Oststeirer (34) wegen Vergewaltigung verurteilt

30 Euro wollte sich eine drogenabhängige 22-jährige Frau am Grazer Hauptbahnhof "erschnorren" - und durchlebte dafür einen Albtraum. Sie geriet ausgerechnet an einen 34-jährigen Ex-Häftling, der sie in seine Wohnung lockte und dort vergewaltigte. Das Urteil: zwölf Jahre Haft und die Einweisung in eine Anstalt, nicht rechtskräftig.
Eineinhalb Stunden lang ging die Grazerin durch die Hölle.
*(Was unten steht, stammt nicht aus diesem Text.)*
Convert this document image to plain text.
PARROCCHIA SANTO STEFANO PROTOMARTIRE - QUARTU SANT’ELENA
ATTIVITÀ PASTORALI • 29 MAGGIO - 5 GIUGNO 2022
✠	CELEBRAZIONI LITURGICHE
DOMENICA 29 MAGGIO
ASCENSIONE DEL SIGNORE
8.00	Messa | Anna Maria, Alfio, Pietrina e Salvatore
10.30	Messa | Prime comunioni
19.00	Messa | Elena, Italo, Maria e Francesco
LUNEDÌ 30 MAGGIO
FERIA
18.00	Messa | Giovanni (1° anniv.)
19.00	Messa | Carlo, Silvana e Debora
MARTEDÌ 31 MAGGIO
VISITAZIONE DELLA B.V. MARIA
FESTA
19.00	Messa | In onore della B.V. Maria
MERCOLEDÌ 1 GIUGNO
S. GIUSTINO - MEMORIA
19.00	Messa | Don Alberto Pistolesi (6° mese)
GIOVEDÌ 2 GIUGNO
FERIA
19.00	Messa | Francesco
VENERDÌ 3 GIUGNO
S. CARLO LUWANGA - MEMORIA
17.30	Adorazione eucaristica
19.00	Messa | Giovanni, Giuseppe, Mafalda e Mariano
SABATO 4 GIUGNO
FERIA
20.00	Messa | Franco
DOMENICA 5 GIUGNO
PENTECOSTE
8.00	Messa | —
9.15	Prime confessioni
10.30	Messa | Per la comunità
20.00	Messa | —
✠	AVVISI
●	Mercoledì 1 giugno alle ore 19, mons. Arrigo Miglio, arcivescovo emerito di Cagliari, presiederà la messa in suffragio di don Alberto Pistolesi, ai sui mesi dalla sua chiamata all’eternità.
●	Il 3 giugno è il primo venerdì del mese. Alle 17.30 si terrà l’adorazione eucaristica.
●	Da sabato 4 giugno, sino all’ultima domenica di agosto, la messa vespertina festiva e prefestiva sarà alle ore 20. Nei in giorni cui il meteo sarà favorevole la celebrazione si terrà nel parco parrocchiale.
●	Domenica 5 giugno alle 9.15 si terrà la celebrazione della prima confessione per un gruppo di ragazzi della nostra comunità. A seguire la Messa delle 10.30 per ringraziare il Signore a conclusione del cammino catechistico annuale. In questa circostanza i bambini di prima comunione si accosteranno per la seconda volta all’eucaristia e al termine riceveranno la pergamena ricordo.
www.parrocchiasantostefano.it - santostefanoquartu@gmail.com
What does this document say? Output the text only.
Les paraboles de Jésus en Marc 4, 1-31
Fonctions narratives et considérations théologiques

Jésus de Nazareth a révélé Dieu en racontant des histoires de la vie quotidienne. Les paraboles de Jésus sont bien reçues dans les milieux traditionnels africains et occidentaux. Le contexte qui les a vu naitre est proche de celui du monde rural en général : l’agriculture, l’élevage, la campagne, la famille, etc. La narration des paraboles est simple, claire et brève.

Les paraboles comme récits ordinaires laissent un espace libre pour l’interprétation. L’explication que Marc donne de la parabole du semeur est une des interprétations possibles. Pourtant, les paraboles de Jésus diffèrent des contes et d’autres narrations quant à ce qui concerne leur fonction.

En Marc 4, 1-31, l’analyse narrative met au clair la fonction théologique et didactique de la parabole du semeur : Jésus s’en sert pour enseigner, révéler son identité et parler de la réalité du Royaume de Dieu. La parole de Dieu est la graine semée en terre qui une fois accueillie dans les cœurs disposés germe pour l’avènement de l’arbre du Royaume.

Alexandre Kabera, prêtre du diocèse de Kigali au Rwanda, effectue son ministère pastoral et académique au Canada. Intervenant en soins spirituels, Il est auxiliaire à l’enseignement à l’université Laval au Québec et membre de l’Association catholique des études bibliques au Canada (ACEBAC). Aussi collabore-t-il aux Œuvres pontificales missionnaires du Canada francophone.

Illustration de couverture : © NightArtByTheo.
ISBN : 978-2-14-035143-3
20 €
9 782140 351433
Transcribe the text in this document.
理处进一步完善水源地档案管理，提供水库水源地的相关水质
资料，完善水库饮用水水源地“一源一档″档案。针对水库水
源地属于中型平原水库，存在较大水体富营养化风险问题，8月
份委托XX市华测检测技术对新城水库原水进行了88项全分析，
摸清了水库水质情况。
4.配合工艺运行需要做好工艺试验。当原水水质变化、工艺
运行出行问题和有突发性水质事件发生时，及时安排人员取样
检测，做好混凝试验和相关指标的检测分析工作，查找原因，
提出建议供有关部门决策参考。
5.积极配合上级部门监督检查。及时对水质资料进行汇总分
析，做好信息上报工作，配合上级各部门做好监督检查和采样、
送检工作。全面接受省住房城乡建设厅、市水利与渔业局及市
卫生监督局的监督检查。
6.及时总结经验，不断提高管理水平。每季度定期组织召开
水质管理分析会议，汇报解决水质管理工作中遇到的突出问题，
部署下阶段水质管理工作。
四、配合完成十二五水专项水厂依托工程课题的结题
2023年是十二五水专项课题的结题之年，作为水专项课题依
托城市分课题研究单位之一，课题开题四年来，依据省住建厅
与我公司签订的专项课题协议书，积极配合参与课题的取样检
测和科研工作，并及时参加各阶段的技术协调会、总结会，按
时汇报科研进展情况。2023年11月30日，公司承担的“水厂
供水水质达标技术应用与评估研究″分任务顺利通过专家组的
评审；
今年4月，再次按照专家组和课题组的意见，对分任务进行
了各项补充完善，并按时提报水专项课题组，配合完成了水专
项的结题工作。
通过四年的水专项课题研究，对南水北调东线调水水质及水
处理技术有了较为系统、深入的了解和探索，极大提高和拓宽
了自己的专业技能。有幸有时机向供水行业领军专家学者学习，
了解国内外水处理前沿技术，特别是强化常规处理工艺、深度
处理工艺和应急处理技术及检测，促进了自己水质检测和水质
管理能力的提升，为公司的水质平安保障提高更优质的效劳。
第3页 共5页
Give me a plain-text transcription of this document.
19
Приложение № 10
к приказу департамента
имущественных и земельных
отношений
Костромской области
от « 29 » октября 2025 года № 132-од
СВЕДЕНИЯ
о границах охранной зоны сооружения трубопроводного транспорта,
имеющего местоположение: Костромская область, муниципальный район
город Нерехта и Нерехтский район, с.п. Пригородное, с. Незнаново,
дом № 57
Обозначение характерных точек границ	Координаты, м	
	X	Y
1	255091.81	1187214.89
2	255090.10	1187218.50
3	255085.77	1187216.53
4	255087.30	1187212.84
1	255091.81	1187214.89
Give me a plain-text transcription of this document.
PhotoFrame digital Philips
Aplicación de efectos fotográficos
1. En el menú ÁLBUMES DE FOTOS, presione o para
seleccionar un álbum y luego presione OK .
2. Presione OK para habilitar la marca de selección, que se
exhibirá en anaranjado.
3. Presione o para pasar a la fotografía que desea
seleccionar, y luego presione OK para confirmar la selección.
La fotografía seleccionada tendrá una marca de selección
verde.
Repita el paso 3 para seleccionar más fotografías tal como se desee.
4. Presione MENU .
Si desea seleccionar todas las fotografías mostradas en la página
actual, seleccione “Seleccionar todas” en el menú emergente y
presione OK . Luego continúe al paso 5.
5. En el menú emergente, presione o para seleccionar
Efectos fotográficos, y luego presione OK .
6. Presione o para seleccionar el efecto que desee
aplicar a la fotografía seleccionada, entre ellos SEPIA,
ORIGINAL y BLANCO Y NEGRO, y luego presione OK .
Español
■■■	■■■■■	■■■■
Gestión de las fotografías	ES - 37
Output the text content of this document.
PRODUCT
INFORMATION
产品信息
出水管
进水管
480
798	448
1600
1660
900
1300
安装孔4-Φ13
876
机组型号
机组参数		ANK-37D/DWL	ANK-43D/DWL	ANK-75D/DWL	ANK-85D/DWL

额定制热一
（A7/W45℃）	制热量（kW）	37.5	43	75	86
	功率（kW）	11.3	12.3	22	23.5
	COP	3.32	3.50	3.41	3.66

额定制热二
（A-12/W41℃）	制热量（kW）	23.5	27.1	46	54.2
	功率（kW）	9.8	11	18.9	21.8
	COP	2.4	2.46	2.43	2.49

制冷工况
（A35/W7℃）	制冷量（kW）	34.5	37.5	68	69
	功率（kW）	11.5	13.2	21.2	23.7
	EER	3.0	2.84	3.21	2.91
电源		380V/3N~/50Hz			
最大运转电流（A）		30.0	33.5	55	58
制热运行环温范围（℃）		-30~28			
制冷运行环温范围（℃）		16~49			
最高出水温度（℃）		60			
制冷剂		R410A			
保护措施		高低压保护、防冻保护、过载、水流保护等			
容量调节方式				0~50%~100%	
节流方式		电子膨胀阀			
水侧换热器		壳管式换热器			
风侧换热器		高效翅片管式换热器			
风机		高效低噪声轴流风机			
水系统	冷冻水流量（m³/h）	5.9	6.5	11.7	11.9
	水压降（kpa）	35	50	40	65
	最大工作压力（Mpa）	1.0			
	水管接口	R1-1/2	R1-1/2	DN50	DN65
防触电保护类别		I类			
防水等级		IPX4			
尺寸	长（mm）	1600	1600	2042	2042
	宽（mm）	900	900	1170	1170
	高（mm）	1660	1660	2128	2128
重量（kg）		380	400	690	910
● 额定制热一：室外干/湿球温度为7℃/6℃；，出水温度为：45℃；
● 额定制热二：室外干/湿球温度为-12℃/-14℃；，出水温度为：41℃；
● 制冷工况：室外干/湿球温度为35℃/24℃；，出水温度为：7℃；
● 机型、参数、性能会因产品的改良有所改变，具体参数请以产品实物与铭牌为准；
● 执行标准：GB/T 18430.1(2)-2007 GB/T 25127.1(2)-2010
Immer wieder war sie laut Anklage vom 34-jährigen Reinhard Sch. in dessen Wohnung zu den perversesten Sex-Praktiken gezwungen, dabei brutal gewürgt und mit dem Tod bedroht worden. Irgendwann war es der jungen Frau dabei gelungen, die Feuerwehr per Handy anzurufen. Irrtümlich, wie sie sagt, denn eigentlich wollte sie die Notrufnummer der Polizei wählen. Gespräche zwischen Täter und Opfer wurden von der Feuerwehr aufgezeichnet. Das Band spielte man beim Grazer Prozess, bei dem die Öffentlichkeit ausgeschlossen war, den Geschwornen vor.

"Er hat sie erniedrigt und wie ein Sex-Spielzeug behandelt", sagt Staatsanwalt Robert Riffel. Der Angeklagte war 1994 bereits zu zehn Jahren verurteilt worden, weil er damals in einem Grazer Nobelhotel eine Prostituierte gewürgt und beinahe umgebracht hätte.

Einstimmiges Urteil nach Neun-Stunden-Prozess
Nach neunstündigem Prozess sprachen ihn die Geschwornen einstimmig schuldig - zwölf Jahre Haft und die Einweisung in eine Anstalt für geistig abnorme Rechtsbrecher. Das Urteil ist nicht rechtskräftig.